Mon partenaire lui demanda qui elle était et ce qu’elle faisait exactement. Elle lui répondit d’un regard de mépris et répéta sa question. Mon coéquipier et moi, nous avons échangé un regard intrigué. Il faut dire que c’était la rencontre avec notre informateur était du genre barrée de trois tampons confidentiels, du genre dont le rapport s’égare mystérieusement avant d’arriver aux archives. Elle nous jeta un regard sévère, comme si notre réticence était impertinente. Mon collègue la toisait en retour, mais moi je n’y parvenais pas : son visage me troublait.
Devant notre silence professionnel, elle soupira et nous montra son badge.
« - Je suis chargée de le surveiller. Qu’est-ce qu’il vous a dit ?
- Rien. À part qu’il s’estimait quitte par rapport au Népal.
- Il a osé parler du Népal ? »
Elle semblait terriblement lasse.
« Je vois. Merci pour votre bienveillante coopération. Je vais lui taper sur les doigts. Mes excuses auprès de votre directeur pour cet entretien raté. À bientôt. »
Je retrouvais brusquement la parole pour lui demander « Vous pensez vraiment qu’on va se revoir ? » L’insistance devait percer derrière mon ton badin car elle avait un sourire en coin lorsqu’elle répondit d’un ton égal « certainement pas, je disais ça pour être polie » avant de claquer brusquement la portière et s’éclipser à petits pas pressés.
Mon acolyte me jeta un regard narquois après que je l’ai suivie du regard depuis le rétroviseur. J’ai démarré pour ne pas avoir à parler, et nous en sommes restés là.
Après cet échange bouleversant de complicité, je ne m’attendais pas à la revoir de sitôt. Au plus espérais-je vaguement la croiser lors d’une mission quelconque, je l’imaginais être le genre de femmes qui apparaît inopinément sur un champ de bataille, une scène de crime ou une aile ultraconfidentielle d’un bâtiment fédéral, subtiliser quelques preuves, libérer quelques témoins et repartir comme elle était venue.

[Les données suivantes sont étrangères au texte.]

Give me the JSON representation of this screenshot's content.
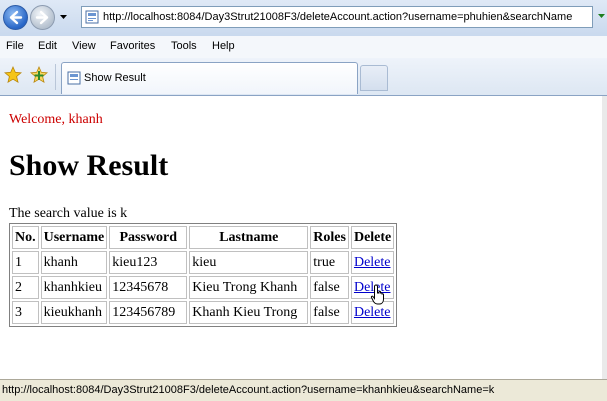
{
  "browser": {
    "address_url": "http://localhost:8084/Day3Strut21008F3/deleteAccount.action?username=phuhien&searchName",
    "menu": [
      "File",
      "Edit",
      "View",
      "Favorites",
      "Tools",
      "Help"
    ],
    "tab_title": "Show Result",
    "status_text": "http://localhost:8084/Day3Strut21008F3/deleteAccount.action?username=khanhkieu&searchName=k"
  },
  "page": {
    "welcome": "Welcome, khanh",
    "heading": "Show Result",
    "search_text": "The search value is k",
    "table": {
      "headers": [
        "No.",
        "Username",
        "Password",
        "Lastname",
        "Roles",
        "Delete"
      ],
      "rows": [
        [
          "1",
          "khanh",
          "kieu123",
          "kieu",
          "true",
          "Delete"
        ],
        [
          "2",
          "khanhkieu",
          "12345678",
          "Kieu Trong Khanh",
          "false",
          "Delete"
        ],
        [
          "3",
          "kieukhanh",
          "123456789",
          "Khanh Kieu Trong",
          "false",
          "Delete"
        ]
      ]
    }
  },
  "icons": {
    "back": "back-arrow-icon",
    "forward": "forward-arrow-icon",
    "favorites": "star-icon",
    "add_favorite": "add-favorite-icon",
    "pointer": "hand-pointer-icon"
  },
  "colors": {
    "welcome": "#cc0000",
    "link": "#0000cc",
    "nav_blue": "#2866c7"
  }
}
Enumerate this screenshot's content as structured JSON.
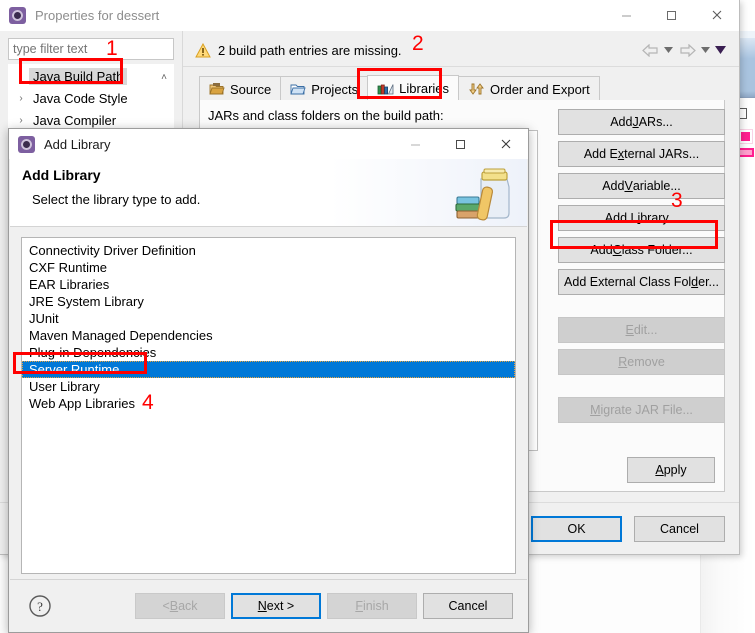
{
  "background": {
    "blue_panel": "#a9c4e0",
    "pink_accent": "#ff1f8f"
  },
  "properties_window": {
    "title": "Properties for dessert",
    "icon": "eclipse-icon",
    "window_buttons": [
      {
        "name": "minimize-button",
        "glyph": "minimize-icon"
      },
      {
        "name": "maximize-button",
        "glyph": "maximize-icon"
      },
      {
        "name": "close-button",
        "glyph": "close-icon"
      }
    ],
    "filter": {
      "value": "",
      "placeholder": "type filter text"
    },
    "tree": {
      "scroll_up_glyph": "˄",
      "items": [
        {
          "label": "Java Build Path",
          "expandable": false,
          "selected": true
        },
        {
          "label": "Java Code Style",
          "expandable": true,
          "selected": false
        },
        {
          "label": "Java Compiler",
          "expandable": true,
          "selected": false
        }
      ]
    },
    "warning": {
      "icon": "warning-icon",
      "text": "2 build path entries are missing."
    },
    "nav": [
      {
        "name": "back-arrow-icon",
        "glyph": "⇦"
      },
      {
        "name": "back-dropdown-icon",
        "glyph": "▾"
      },
      {
        "name": "forward-arrow-icon",
        "glyph": "⇨"
      },
      {
        "name": "forward-dropdown-icon",
        "glyph": "▾"
      },
      {
        "name": "menu-dropdown-icon",
        "glyph": "▾"
      }
    ],
    "tabs": [
      {
        "label": "Source",
        "icon": "source-folder-icon",
        "active": false
      },
      {
        "label": "Projects",
        "icon": "projects-folder-icon",
        "active": false
      },
      {
        "label": "Libraries",
        "icon": "libraries-books-icon",
        "active": true
      },
      {
        "label": "Order and Export",
        "icon": "order-export-icon",
        "active": false
      }
    ],
    "panel_label": "JARs and class folders on the build path:",
    "side_buttons": [
      {
        "label": "Add JARs...",
        "mnemonic": "J",
        "enabled": true,
        "highlighted": false
      },
      {
        "label": "Add External JARs...",
        "mnemonic": "x",
        "enabled": true,
        "highlighted": false
      },
      {
        "label": "Add Variable...",
        "mnemonic": "V",
        "enabled": true,
        "highlighted": false
      },
      {
        "label": "Add Library...",
        "mnemonic": "i",
        "enabled": true,
        "highlighted": true
      },
      {
        "label": "Add Class Folder...",
        "mnemonic": "C",
        "enabled": true,
        "highlighted": false
      },
      {
        "label": "Add External Class Folder...",
        "mnemonic": "d",
        "enabled": true,
        "highlighted": false
      },
      {
        "label": "Edit...",
        "mnemonic": "E",
        "enabled": false,
        "highlighted": false
      },
      {
        "label": "Remove",
        "mnemonic": "R",
        "enabled": false,
        "highlighted": false
      },
      {
        "label": "Migrate JAR File...",
        "mnemonic": "M",
        "enabled": false,
        "highlighted": false
      }
    ],
    "apply_label": "Apply",
    "ok_label": "OK",
    "cancel_label": "Cancel"
  },
  "add_library_dialog": {
    "title": "Add Library",
    "icon": "eclipse-icon",
    "heading": "Add Library",
    "subheading": "Select the library type to add.",
    "illustration": "jar-with-books-icon",
    "window_buttons": [
      {
        "name": "minimize-button",
        "glyph": "minimize-icon"
      },
      {
        "name": "maximize-button",
        "glyph": "maximize-icon"
      },
      {
        "name": "close-button",
        "glyph": "close-icon"
      }
    ],
    "library_types": [
      {
        "label": "Connectivity Driver Definition",
        "selected": false
      },
      {
        "label": "CXF Runtime",
        "selected": false
      },
      {
        "label": "EAR Libraries",
        "selected": false
      },
      {
        "label": "JRE System Library",
        "selected": false
      },
      {
        "label": "JUnit",
        "selected": false
      },
      {
        "label": "Maven Managed Dependencies",
        "selected": false
      },
      {
        "label": "Plug-in Dependencies",
        "selected": false
      },
      {
        "label": "Server Runtime",
        "selected": true
      },
      {
        "label": "User Library",
        "selected": false
      },
      {
        "label": "Web App Libraries",
        "selected": false
      }
    ],
    "help_icon": "help-question-icon",
    "buttons": [
      {
        "label": "< Back",
        "mnemonic": "B",
        "enabled": false,
        "focused": false
      },
      {
        "label": "Next >",
        "mnemonic": "N",
        "enabled": true,
        "focused": true
      },
      {
        "label": "Finish",
        "mnemonic": "F",
        "enabled": false,
        "focused": false
      },
      {
        "label": "Cancel",
        "mnemonic": "",
        "enabled": true,
        "focused": false
      }
    ]
  },
  "annotations": {
    "color": "#ff0000",
    "markers": [
      {
        "number": "1",
        "target": "java-build-path-tree-item"
      },
      {
        "number": "2",
        "target": "libraries-tab"
      },
      {
        "number": "3",
        "target": "add-library-button"
      },
      {
        "number": "4",
        "target": "server-runtime-list-item"
      }
    ]
  }
}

J’aurais dû me douter qu’elle était plus alambiquée que ça.
Quelques jours plus tard, elle a sonné à ma porte, un fourreau de soie bleue nuit moulait ses formes, une housse de costume gisait sur son épaule. Au début, j’ai cru qu’il s’agissait d’une mission sous couverture surprise, le genre d’opérations qui n’est monté que pour montrer que la coopération entre agences gouvernementales existe. Elle m’a vite détrompé.
« J’ai une soirée mondaine qui promet d’être longue, ennuyeuse et open bar. Vous venez avec moi. »
J’ai supposé qu’aucun de ses cavaliers ponctuels n’étaient disponibles ou que plus vraisemblablement elle me donnerait des détails de la véritable mission en chemin.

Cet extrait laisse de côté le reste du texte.